Sorting: Internally and Externally
As the amount of data we handle keeps getting larger, standard in memory sorts that are O(n^2) are not longer acceptable. We need them faster and we need sorts that can deal with more data that can be stored in internal memory at one time. This lab is designed to look into both of those issues
Objectives
- Learn to use binary files
- Improving understanding of cohesion and coupling
- Work with interfaces
- Learn and implement the merge sort
- Learn and implement an external sort
- Adapt your programs to report the amount of work
Assignment
Phase 1:
- Design a class called DataGroup that can hold up to 10,000 pieces of data. I will provide a number of data files with a large amount of data. We only care about parts 0, 4, 6, 8, and 9 of each record. I will provide a class for the data itself. These files are in text
- This class should implement the merge sort on its data and track the number of compares and copies whenever it is called upon to sort.
- The data read in might not use the entire array.
- Use the QueueInterface provided when implementing your queue.
- Design another class called BigData that can sort more data than can fit in memory using the method covered in class
- This class should report back the number of reads and number of writes (each divided by 5) done by the program.
- Develop a testing plan that will sufficiently show the amount of work (Big O) for each of your sorting methods.
- Turn in the software design report as a pdf by the due date specified on Canvas.
- Data files to use can be found at: https://excelbianalytics.com/wp/downloads-18-sample-csv-files-data-sets-for-testing-sales/ . Be sure to test your program on large data files. You might need to modify some code to ignore the first line of data.

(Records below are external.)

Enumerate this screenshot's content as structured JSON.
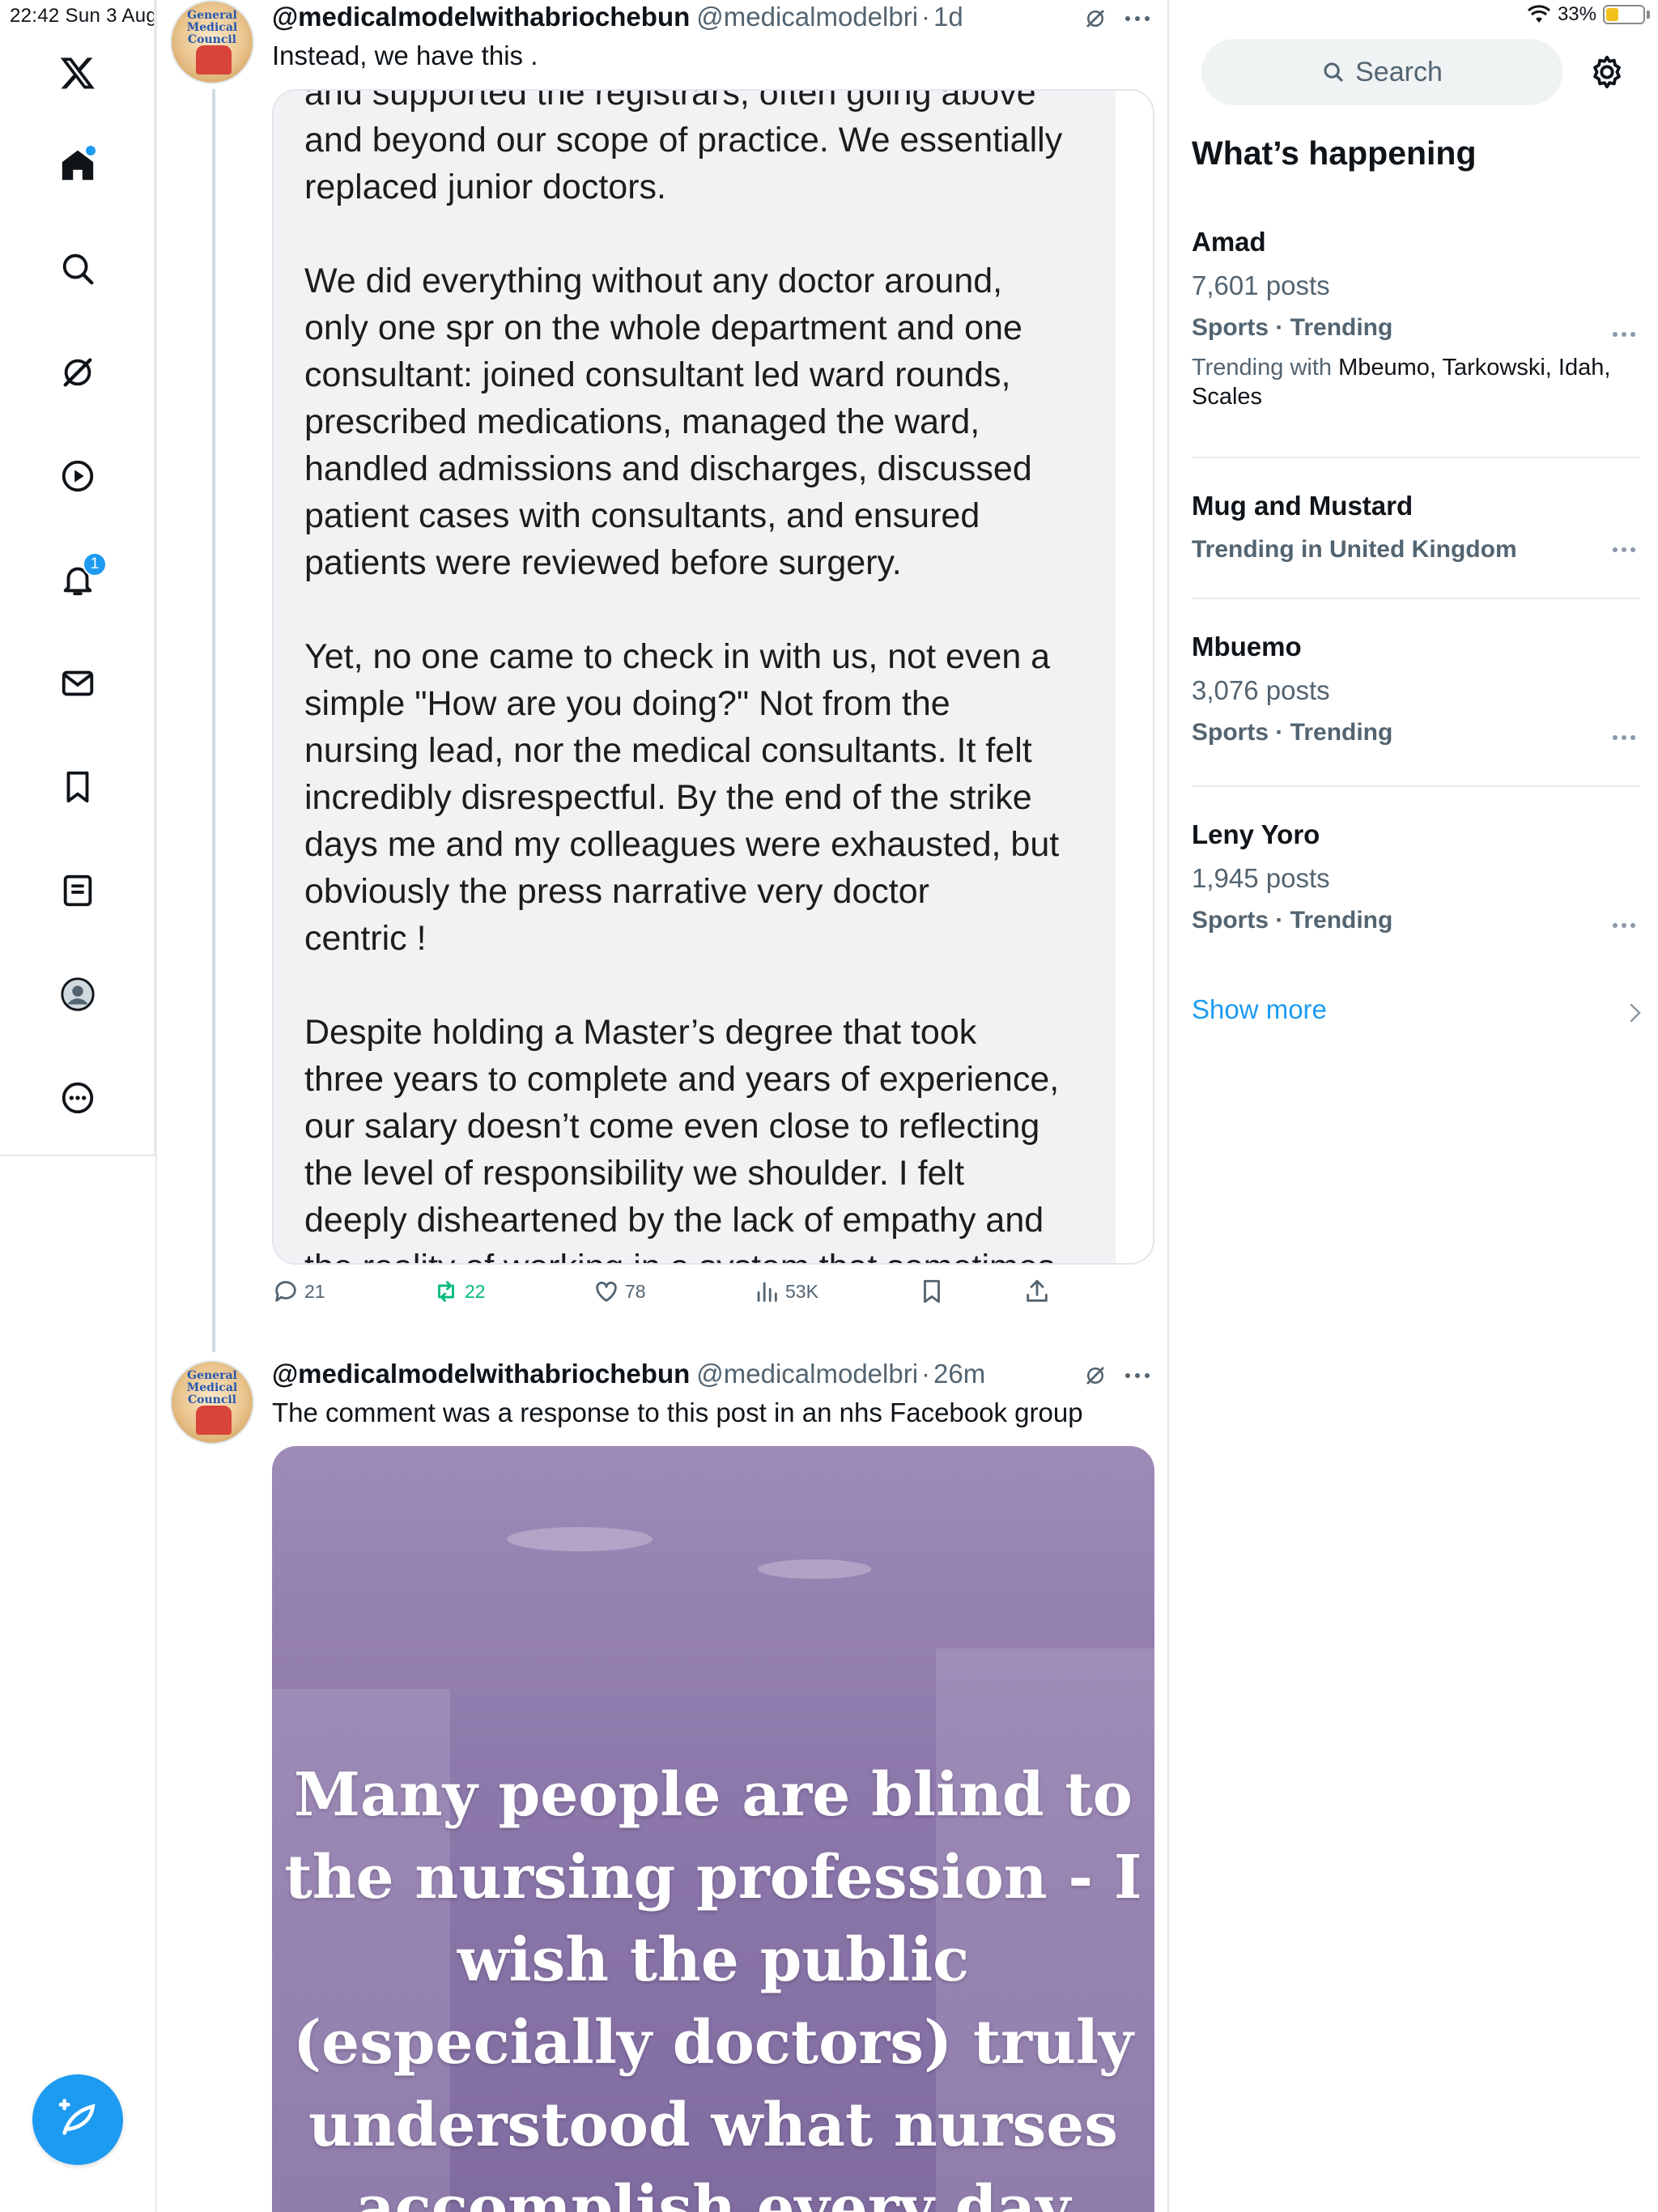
{
  "status_bar": {
    "time_date": "22:42  Sun 3 Aug",
    "battery": "33%",
    "battery_level": 0.33
  },
  "nav": {
    "items": [
      "x-logo",
      "home",
      "explore",
      "grok",
      "video",
      "notifications",
      "messages",
      "bookmarks",
      "lists",
      "profile",
      "more"
    ],
    "notification_count": "1"
  },
  "tweets": [
    {
      "name": "@medicalmodelwithabriochebun",
      "handle": "@medicalmodelbri",
      "time": "1d",
      "text": "Instead, we have this .",
      "image_text": "and supported the registrars, often going above\nand beyond our scope of practice. We essentially\nreplaced junior doctors.\n\nWe did everything without any doctor around,\nonly one spr on the whole department and one\nconsultant: joined consultant led ward rounds,\nprescribed medications, managed the ward,\nhandled admissions and discharges, discussed\npatient cases with consultants, and ensured\npatients were reviewed before surgery.\n\nYet, no one came to check in with us, not even a\nsimple \"How are you doing?\" Not from the\nnursing lead, nor the medical consultants. It felt\nincredibly disrespectful. By the end of the strike\ndays me and my colleagues were exhausted, but\nobviously the press narrative very doctor\ncentric !\n\nDespite holding a Master’s degree that took\nthree years to complete and years of experience,\nour salary doesn’t come even close to reflecting\nthe level of responsibility we shoulder. I felt\ndeeply disheartened by the lack of empathy and\nthe reality of working in a system that sometimes",
      "replies": "21",
      "reposts": "22",
      "likes": "78",
      "views": "53K"
    },
    {
      "name": "@medicalmodelwithabriochebun",
      "handle": "@medicalmodelbri",
      "time": "26m",
      "text": "The comment was a response to this post in an nhs Facebook group",
      "image_text": "Many people are blind to\nthe nursing profession - I\nwish the public\n(especially doctors) truly\nunderstood what nurses\naccomplish every day"
    }
  ],
  "sidebar": {
    "search_placeholder": "Search",
    "title": "What’s happening",
    "trends": [
      {
        "name": "Amad",
        "posts": "7,601 posts",
        "meta": "Sports · Trending",
        "with_prefix": "Trending with",
        "with_names": "Mbeumo, Tarkowski, Idah, Scales"
      },
      {
        "name": "Mug and Mustard",
        "meta": "Trending in United Kingdom"
      },
      {
        "name": "Mbuemo",
        "posts": "3,076 posts",
        "meta": "Sports · Trending"
      },
      {
        "name": "Leny Yoro",
        "posts": "1,945 posts",
        "meta": "Sports · Trending"
      }
    ],
    "show_more": "Show more"
  },
  "avatar_text": "General\nMedical\nCouncil",
  "colors": {
    "accent": "#1d9bf0",
    "repost": "#00ba7c",
    "muted": "#536471"
  }
}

- Link for GitHub Classroom: https://classroom.github.com/a/fBHMC7kO
Phase 2:
- Implement your designs
- Run your working programs on enough data to demonstrate their Big O
- In a second section of your testing report, demonstrate that your Big O estimates are correct.
Submission instructions for Phase 2
- Complete the SDR.
- Combine your SDR and all of your .java and testing files into one zip folder
- Submit the zip folder on Canvas by the due data specific there.
Restrictions:
- You may not use any Internet resources (other than to look up Java syntax).
- You may use code from this course or last semesters.
- You may not use any online code for any part of the sorting
Challenges
- Learn and implement the heap sort (just using your textbook) for the internal sort.